Situated on the great plain of Emilia, Ferrara stands a few kilometres south of the Po River, and about 50km from the sea.
Ferrara is a splendid city of art, to be enjoyed by walking its streets, its character - this magnificent Renaissance capital - revealed on every corner. Through its glorious past, you can understand the roots of its present.
The Este family governed here for three centuries and gave the city the appearance it has today: a uniquely planned city, harmoniously fusing Mediaeval and Renaissance, Europe's first modern city. It is precisely these characteristics that secured its UNESCO World Heritage status.

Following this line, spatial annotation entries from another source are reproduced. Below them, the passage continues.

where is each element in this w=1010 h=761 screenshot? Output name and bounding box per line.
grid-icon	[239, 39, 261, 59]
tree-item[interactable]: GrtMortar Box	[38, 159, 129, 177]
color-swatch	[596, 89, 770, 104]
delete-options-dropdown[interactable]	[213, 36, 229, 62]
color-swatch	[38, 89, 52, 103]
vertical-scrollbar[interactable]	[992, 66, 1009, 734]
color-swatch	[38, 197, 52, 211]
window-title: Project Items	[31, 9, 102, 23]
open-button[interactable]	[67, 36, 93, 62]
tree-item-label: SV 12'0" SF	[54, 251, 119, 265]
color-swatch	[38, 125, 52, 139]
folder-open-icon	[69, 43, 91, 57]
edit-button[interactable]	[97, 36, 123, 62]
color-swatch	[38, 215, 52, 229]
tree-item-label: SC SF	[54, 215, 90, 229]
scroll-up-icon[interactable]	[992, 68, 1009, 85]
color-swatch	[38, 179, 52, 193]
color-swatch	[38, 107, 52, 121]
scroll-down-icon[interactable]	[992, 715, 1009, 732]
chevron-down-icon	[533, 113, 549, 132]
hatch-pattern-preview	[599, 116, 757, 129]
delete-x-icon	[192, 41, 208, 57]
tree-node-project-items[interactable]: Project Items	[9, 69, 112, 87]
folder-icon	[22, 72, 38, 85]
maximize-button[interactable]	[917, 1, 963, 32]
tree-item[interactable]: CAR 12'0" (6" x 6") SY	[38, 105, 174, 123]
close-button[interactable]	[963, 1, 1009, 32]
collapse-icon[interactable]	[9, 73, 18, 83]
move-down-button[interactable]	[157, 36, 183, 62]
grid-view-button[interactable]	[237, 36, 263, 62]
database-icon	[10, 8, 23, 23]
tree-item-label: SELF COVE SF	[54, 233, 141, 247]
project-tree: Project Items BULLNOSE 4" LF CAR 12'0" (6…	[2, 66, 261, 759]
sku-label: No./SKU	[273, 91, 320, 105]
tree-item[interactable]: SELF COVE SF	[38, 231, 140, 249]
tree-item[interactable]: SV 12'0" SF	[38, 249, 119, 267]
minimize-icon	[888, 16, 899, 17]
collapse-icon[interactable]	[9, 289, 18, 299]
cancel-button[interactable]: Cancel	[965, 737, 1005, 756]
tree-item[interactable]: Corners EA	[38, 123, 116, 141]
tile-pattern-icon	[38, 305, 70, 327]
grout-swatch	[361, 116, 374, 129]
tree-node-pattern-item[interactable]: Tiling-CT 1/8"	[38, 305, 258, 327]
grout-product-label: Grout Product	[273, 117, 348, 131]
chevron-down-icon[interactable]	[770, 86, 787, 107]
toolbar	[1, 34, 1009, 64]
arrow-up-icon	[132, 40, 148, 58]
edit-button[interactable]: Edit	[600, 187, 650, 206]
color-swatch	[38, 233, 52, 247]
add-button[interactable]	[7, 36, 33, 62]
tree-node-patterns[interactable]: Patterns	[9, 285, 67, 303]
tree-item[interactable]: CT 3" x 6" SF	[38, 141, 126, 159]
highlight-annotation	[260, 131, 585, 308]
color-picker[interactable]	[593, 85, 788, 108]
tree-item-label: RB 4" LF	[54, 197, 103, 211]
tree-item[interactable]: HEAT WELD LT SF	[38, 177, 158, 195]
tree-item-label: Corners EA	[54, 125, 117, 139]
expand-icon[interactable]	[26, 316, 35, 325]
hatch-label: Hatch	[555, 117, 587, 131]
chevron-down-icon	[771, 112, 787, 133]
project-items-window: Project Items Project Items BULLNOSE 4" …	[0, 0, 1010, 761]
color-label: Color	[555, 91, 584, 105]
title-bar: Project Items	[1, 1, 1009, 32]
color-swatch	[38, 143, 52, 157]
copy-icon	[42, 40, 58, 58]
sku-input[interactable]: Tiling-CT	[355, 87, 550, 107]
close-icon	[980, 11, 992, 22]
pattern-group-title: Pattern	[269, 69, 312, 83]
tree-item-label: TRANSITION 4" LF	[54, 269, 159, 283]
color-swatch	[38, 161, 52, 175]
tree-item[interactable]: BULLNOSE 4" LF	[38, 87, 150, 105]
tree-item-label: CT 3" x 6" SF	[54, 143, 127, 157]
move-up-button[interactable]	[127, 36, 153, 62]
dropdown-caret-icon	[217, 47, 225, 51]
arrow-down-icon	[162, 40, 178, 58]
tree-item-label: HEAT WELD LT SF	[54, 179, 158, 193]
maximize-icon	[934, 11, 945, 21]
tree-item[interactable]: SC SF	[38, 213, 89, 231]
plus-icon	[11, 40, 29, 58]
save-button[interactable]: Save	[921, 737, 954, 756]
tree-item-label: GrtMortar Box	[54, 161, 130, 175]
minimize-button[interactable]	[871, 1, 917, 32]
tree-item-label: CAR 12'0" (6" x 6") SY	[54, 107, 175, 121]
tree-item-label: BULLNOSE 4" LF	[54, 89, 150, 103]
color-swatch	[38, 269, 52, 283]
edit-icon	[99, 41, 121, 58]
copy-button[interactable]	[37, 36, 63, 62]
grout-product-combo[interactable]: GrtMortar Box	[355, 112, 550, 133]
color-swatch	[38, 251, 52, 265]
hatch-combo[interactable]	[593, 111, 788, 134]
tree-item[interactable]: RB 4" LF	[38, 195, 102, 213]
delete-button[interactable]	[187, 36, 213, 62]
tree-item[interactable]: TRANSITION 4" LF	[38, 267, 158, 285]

It's a peaceful city to wander on foot or by bike, every step re-living the magical atmospheres of the past.
The best times to visit are in spring and autumn. May, in particular, is a month of celebrations linked to the famous Palio of St George; in March and September there are prestigious exhibitions in the Palazzo Diamanti, a jewel of Ferrara's Renaissance; during the last week of August street musicians from around the world come together for the Ferrara Buskers Festival, filling the late summer evenings with music.
Visit the many museums. Far from being simple repositories for works of art, Ferrara's collections stand out because of the way they cross-reference with the reality outside, whether that be legacies of the past or reminders of the present.
Finds from the legendary city of Spina, vestiges of the Greek and Etruscan worlds, are displayed in the rooms of Palazzo Costabili. Great paintings of the 15th & 16th Centuries are in Palazzo dei Diamanti, and in Palazzo Massari there is the art of Boldini, de Pisis, and their contemporaries. (Palazzo Massari is temporarily closed).
Sights include Palazzo Schifanoia with its splendid Hall of the Months, frescoed in the 15th Century by the painters of the Ferrarese School; the Estense Castle, former residence of the Este dukes; the harmonious Romanesque and Gothic Cathedral and its museum with precious artworks, including an organ screen showing the Annunciation and Saint George killing the dragon by Cosmè Tura (1469), the master of the Ferrarese school. On the left side of the cathedral as you face the piazza, the Loggia dei Merciai has held shops since the mediaeval period.
Going deeper into the mediaeval part of town you can discover jewels of religious art like the Monastery of Sant’Antonio in Polesine with its Giotto-esque frescoes, or the Church of Santa Maria in Vado, a pilgrimage site since a Eucharistic Miracle that took place in the 12th Century.
You shouldn't leave without having walked around the atmospheric mediaeval streets and taken a bike ride round its Renaissance city walls, which remain nearly complete.
The "coppia", Ferrara's famous elaborately shaped and tasty bread (it boasts IGP certification of origin); “cappellacci”, pasta filled with pumpkin and parmesan cheese are very popular, as is the “pasticcio di maccheroni”, a true culmination of the court traditions; the “salama da sugo” is an unusual mixture of pork products. Finally, there's “pampepato”, a spicy cake covered in a layer of chocolate.
Ferrara features on the "Via delle Corti Estensi” and “Via del Grande Fiume” (Este Court and Great River Po Trail) parts of the Strada dei Vini e dei Sapori (Food and Wine Routes) gastronomic trail. At nightfall the mediaeval streets around the cathedral come alive for the customary aperitiv; on one of them you will find the oldest osteria in the world, mentioned in Ariosto as well as the Guinness Book of Records.
The city walls are the locals' preferred 'park' for jogging: you can run along an almost uninterrupted 9 km of earthwork between the green of the lime and plane trees and the red brick of the wall.
For those who prefer cycling, the best is the circuit around the bottom of the walls, and this can be extended onto the “Destra Po” cycle track by crossing the Urban Park to the north of the city.
The Palio di San Giorgio (the oldest in the world) on the last Sunday of May: more than a thousand participants in Renaissance costumes parade to Piazza Ariostea, where they compete in various games between eight contrade - teams representing parts of the city. Ferrara Buskers Festival in the last week of August is a rendezvous for street artists who fill the streets with music and colour. The Ferrara Balloons Festival at the end of September is the biggest tourist balloon festival in Europe.
Most of all it's worth visiting the network of Estense Delizie (country retreats), scattered all round their former territory.
For those who love the sea, there are the Comacchio Lidi, seven beach towns that boast wide beaches and a huge choice of entertainment.
A paradise for naturalists, biologists, scientists and birdwatchers, the Po Delta Park, one of the most important wetland areas in Europe, a vast green area surrounded by ancient woodland, pinewoods and reserves, studded with architectural gems inherited from the golden age of the Este family.